Исполнить ее желание, навсегда остаться с нею – какое это было бы счастье! Жить без нее – да разве это возможно?.. Но вместе со всем этим он чувствовал, как все в нем возмущалось и негодовало от одной мысли ей повиноваться.
– У меня отец и мать – разве я могу, разве смею заставить их оплакивать мою смерть, когда я жив?.. Такой обман – тяжкий грех и злодейство, – говорил он.
– А разве не тяжкий грех и не злодейство оставить меня и уморить с печали? – спрашивала она, глядя прямо ему в глаза и обдавая его огнем своего взгляда.
И он чувствовал, что оставить ее и уморить с печали – самое бесчеловечное преступление.
– У меня тоже ведь и отец и мать, и я готова ради тебя забыть их, – продолжала она, – во всем мире для меня ты один, и кроме тебя никого нет и быть не может… Вот как я люблю тебя, и, если тебе кроме меня кого-нибудь надо, значит, ты не любишь меня, значит, ты жестоко обманул меня!..
– Но как назвать меня, какой предать казни, если я откажусь от родины, для которой должен работать, для которой моя жизнь может быть полезной! – почти бессознательно шептал он, чувствуя, как что-то будто сосет его сердце, чувствуя какой-то невыносимый стыд и все же не отрываясь глядя на нее и сжимая ее руки.
– О, безумный! Да разве Венеция, прекрасная Венеция не лучше твоей Московии?.. Да разве я… я, отдающая тебе всю мою жизнь, не лучше твоей родины, где людей едят белые медведи, где глаза лопаются от холода?!
– Молчи, Анжиолетта! Ты не знаешь, что говоришь… Если бы у нас и лопались глаза от холода, если бы Венеция была в тысячу раз прекрасней… что ж из этого?.. Я говорю о своей родине…
Перед ним, вытесняя одно другое, проносились впечатления детства и юности… Звонили московские колокола, слышалась русская песня, чувствовалась близость матери… Вот будто въявь мелькнул уголок покойчика, где в серебряных ризах сияют образа, озаряемые тихим светом лампадок… вот проскрипели полозья быстро несущихся санок, и пахнуло морозным паром… вот ударило прямо в лицо сладким духом распустившихся веток черемухи и сирени…

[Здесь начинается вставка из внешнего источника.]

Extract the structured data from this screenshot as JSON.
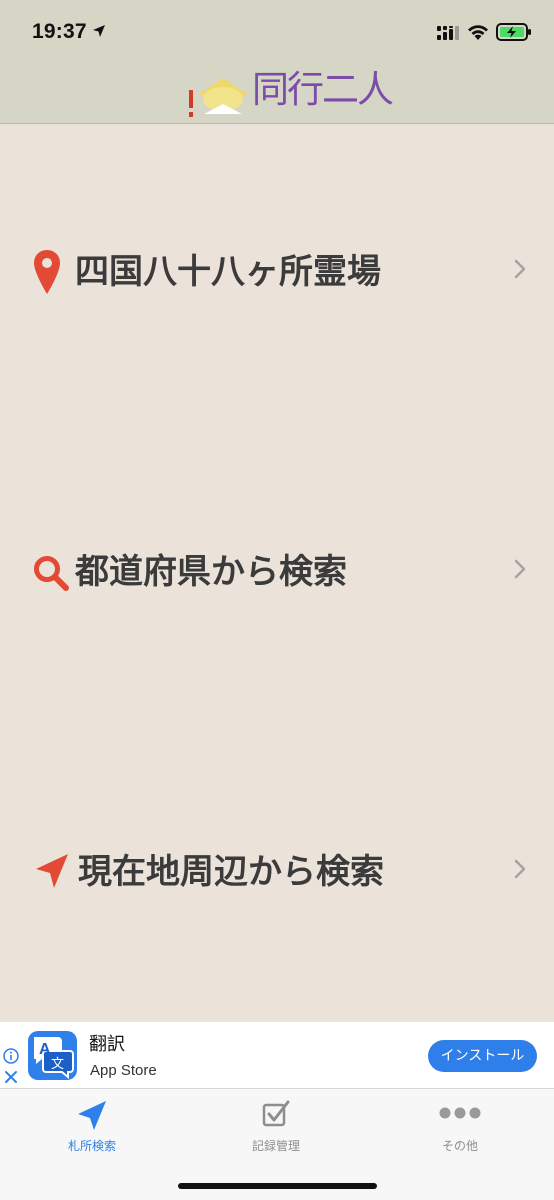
{
  "status_bar": {
    "time": "19:37"
  },
  "header": {
    "logo_text": "同行二人"
  },
  "menu": {
    "items": [
      {
        "label": "四国八十八ヶ所霊場",
        "icon": "map-pin-icon",
        "icon_color": "#e24a36"
      },
      {
        "label": "都道府県から検索",
        "icon": "search-icon",
        "icon_color": "#e24a36"
      },
      {
        "label": "現在地周辺から検索",
        "icon": "location-arrow-icon",
        "icon_color": "#e24a36"
      }
    ]
  },
  "ad": {
    "title": "翻訳",
    "subtitle": "App Store",
    "install_label": "インストール",
    "app_icon_glyphs": {
      "a": "A",
      "b": "文"
    }
  },
  "tab_bar": {
    "tabs": [
      {
        "label": "札所検索",
        "icon": "location-arrow-icon",
        "active": true
      },
      {
        "label": "記録管理",
        "icon": "checkbox-edit-icon",
        "active": false
      },
      {
        "label": "その他",
        "icon": "more-dots-icon",
        "active": false
      }
    ]
  },
  "colors": {
    "background": "#ebe2da",
    "header": "#d5d6c5",
    "accent": "#2f80ea",
    "menu_icon": "#e24a36",
    "logo_text": "#7b4ca8"
  }
}
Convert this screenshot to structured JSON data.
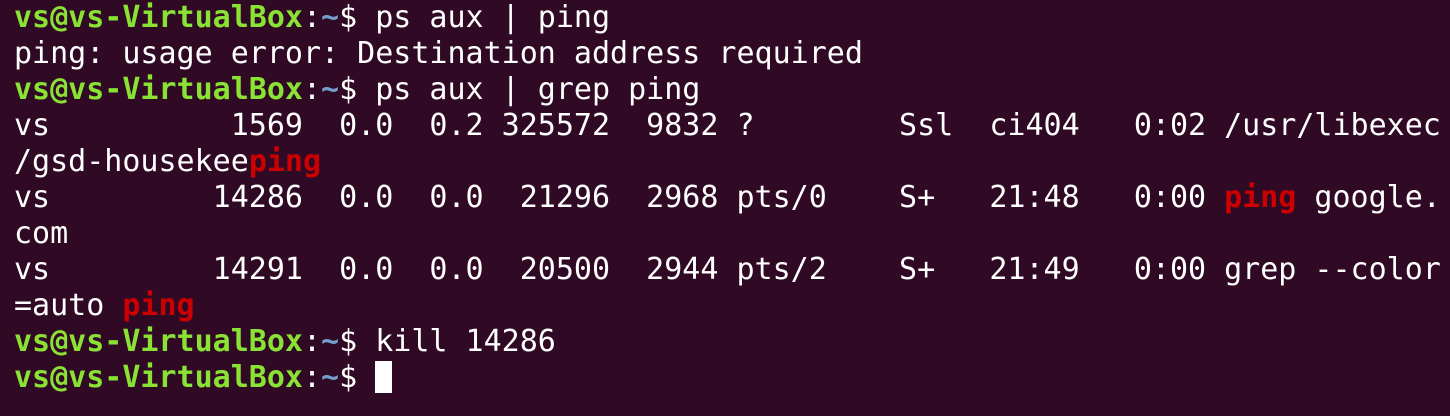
{
  "prompt": {
    "user_host": "vs@vs-VirtualBox",
    "separator": ":",
    "path": "~",
    "sign": "$ "
  },
  "colors": {
    "background": "#300a24",
    "text": "#ffffff",
    "prompt_user": "#8ae234",
    "prompt_path": "#729fcf",
    "grep_match": "#cc0000"
  },
  "lines": {
    "cmd1": "ps aux | ping",
    "out1": "ping: usage error: Destination address required",
    "cmd2": "ps aux | grep ping",
    "row1_a": "vs          1569  0.0  0.2 325572  9832 ?        Ssl  сі404   0:02 /usr/libexec",
    "row1_b_pre": "/gsd-housekee",
    "row1_b_match": "ping",
    "row2_a_pre": "vs         14286  0.0  0.0  21296  2968 pts/0    S+   21:48   0:00 ",
    "row2_a_match": "ping",
    "row2_a_post": " google.",
    "row2_b": "com",
    "row3_a": "vs         14291  0.0  0.0  20500  2944 pts/2    S+   21:49   0:00 grep --color",
    "row3_b_pre": "=auto ",
    "row3_b_match": "ping",
    "cmd3": "kill 14286",
    "cmd4": ""
  }
}
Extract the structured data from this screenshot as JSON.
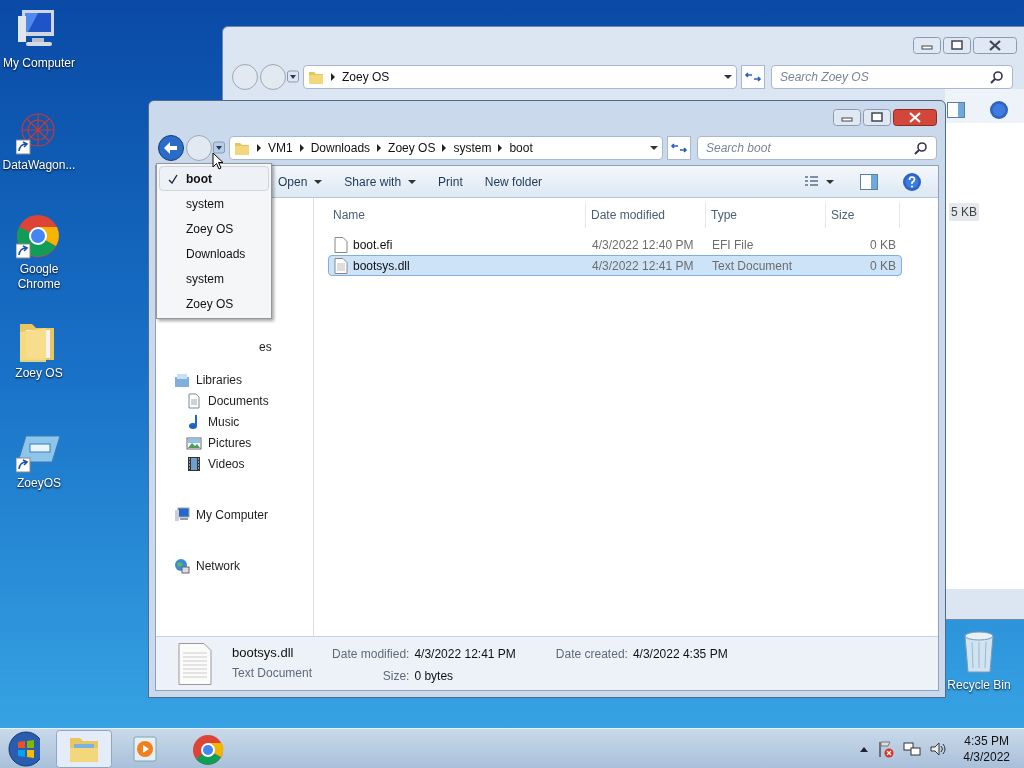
{
  "desktop_icons": [
    {
      "label": "My Computer",
      "kind": "computer",
      "shortcut": false
    },
    {
      "label": "DataWagon...",
      "kind": "web",
      "shortcut": true
    },
    {
      "label": "Google Chrome",
      "kind": "chrome",
      "shortcut": true
    },
    {
      "label": "Zoey OS",
      "kind": "folder",
      "shortcut": false
    },
    {
      "label": "ZoeyOS",
      "kind": "app",
      "shortcut": true
    }
  ],
  "back_window": {
    "breadcrumb": [
      "Zoey OS"
    ],
    "search": {
      "placeholder": "Search Zoey OS"
    },
    "size_cell": "5 KB"
  },
  "window": {
    "breadcrumb": [
      "VM1",
      "Downloads",
      "Zoey OS",
      "system",
      "boot"
    ],
    "search": {
      "placeholder": "Search boot"
    },
    "toolbar": [
      {
        "label": "Open",
        "dropdown": true
      },
      {
        "label": "Share with",
        "dropdown": true
      },
      {
        "label": "Print",
        "dropdown": false
      },
      {
        "label": "New folder",
        "dropdown": false
      }
    ],
    "nav": [
      {
        "label": "es",
        "kind": "partial"
      },
      {
        "label": "Libraries",
        "kind": "libraries",
        "children": [
          {
            "label": "Documents",
            "kind": "document"
          },
          {
            "label": "Music",
            "kind": "music"
          },
          {
            "label": "Pictures",
            "kind": "picture"
          },
          {
            "label": "Videos",
            "kind": "video"
          }
        ]
      },
      {
        "label": "My Computer",
        "kind": "computer"
      },
      {
        "label": "Network",
        "kind": "network"
      }
    ],
    "columns": [
      "Name",
      "Date modified",
      "Type",
      "Size"
    ],
    "files": [
      {
        "name": "boot.efi",
        "date": "4/3/2022 12:40 PM",
        "type": "EFI File",
        "size": "0 KB",
        "selected": false
      },
      {
        "name": "bootsys.dll",
        "date": "4/3/2022 12:41 PM",
        "type": "Text Document",
        "size": "0 KB",
        "selected": true
      }
    ],
    "details": {
      "name": "bootsys.dll",
      "type": "Text Document",
      "field_columns": [
        [
          {
            "label": "Date modified:",
            "value": "4/3/2022 12:41 PM"
          },
          {
            "label": "Size:",
            "value": "0 bytes"
          }
        ],
        [
          {
            "label": "Date created:",
            "value": "4/3/2022 4:35 PM"
          }
        ]
      ]
    }
  },
  "history_menu": [
    {
      "label": "boot",
      "selected": true
    },
    {
      "label": "system",
      "selected": false
    },
    {
      "label": "Zoey OS",
      "selected": false
    },
    {
      "label": "Downloads",
      "selected": false
    },
    {
      "label": "system",
      "selected": false
    },
    {
      "label": "Zoey OS",
      "selected": false
    }
  ],
  "recycle_bin": {
    "label": "Recycle Bin"
  },
  "taskbar": {
    "apps": [
      {
        "kind": "explorer",
        "active": true
      },
      {
        "kind": "media",
        "active": false
      },
      {
        "kind": "chrome",
        "active": false
      }
    ],
    "time": "4:35 PM",
    "date": "4/3/2022"
  }
}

– Безумный, жестокий! – слышалось ему среди всего этого. – Я жертвую для него всем, я все забываю, для меня существует только он…
– Анжиолетта, – перебил он ее, – не мучь ты меня, ради Бога!..
Но она продолжала его мучить. Она вконец его истомила, и он ушел от нее с затуманенной головою, с отравленным сердцем. Эта отрава начинала действовать все сильнее и сильнее, и то, что казалось ему невозможным, безумным, преступным, мало-помалу принимало совсем иной вид – улыбалось, манило, сулило блаженство и счастье.
Сам не зная как, он уже мечтал о плане Анжиолетты, он уже представлял себе, как скроется в палаццо Капелло, как переменит лицо и наряд и потом… потом превратится в синьора. Ему уже грезились сцены этой будущей блаженной жизни с Анжиолеттой, среди чудной итальянской природы, которая так хороша и теперь, в зимнее время, а летом, долгим, безоблачным, непохожим на короткое русское лето, – должна быть совсем волшебна…
В этих мечтах он провел всю ночь, все утро, весь день, а когда вечером пришел к Анжиолетте, она сразу, едва взглянув на него, увидела, что победила, что он забыл для нее и отца, и мать, и родину, забыл все, – и останется, чтобы исполнять всякий каприз ее скучающего воображения.
– Ты едешь? Когда ты едешь? – спросила она с торжествующей улыбкой.
Его сердце, его разум хотели возмутиться и не могли.
– Что хочешь, то и делай со мною, – я никуда от тебя не уйду и не уеду! – прошептал он, простирая к ней руки.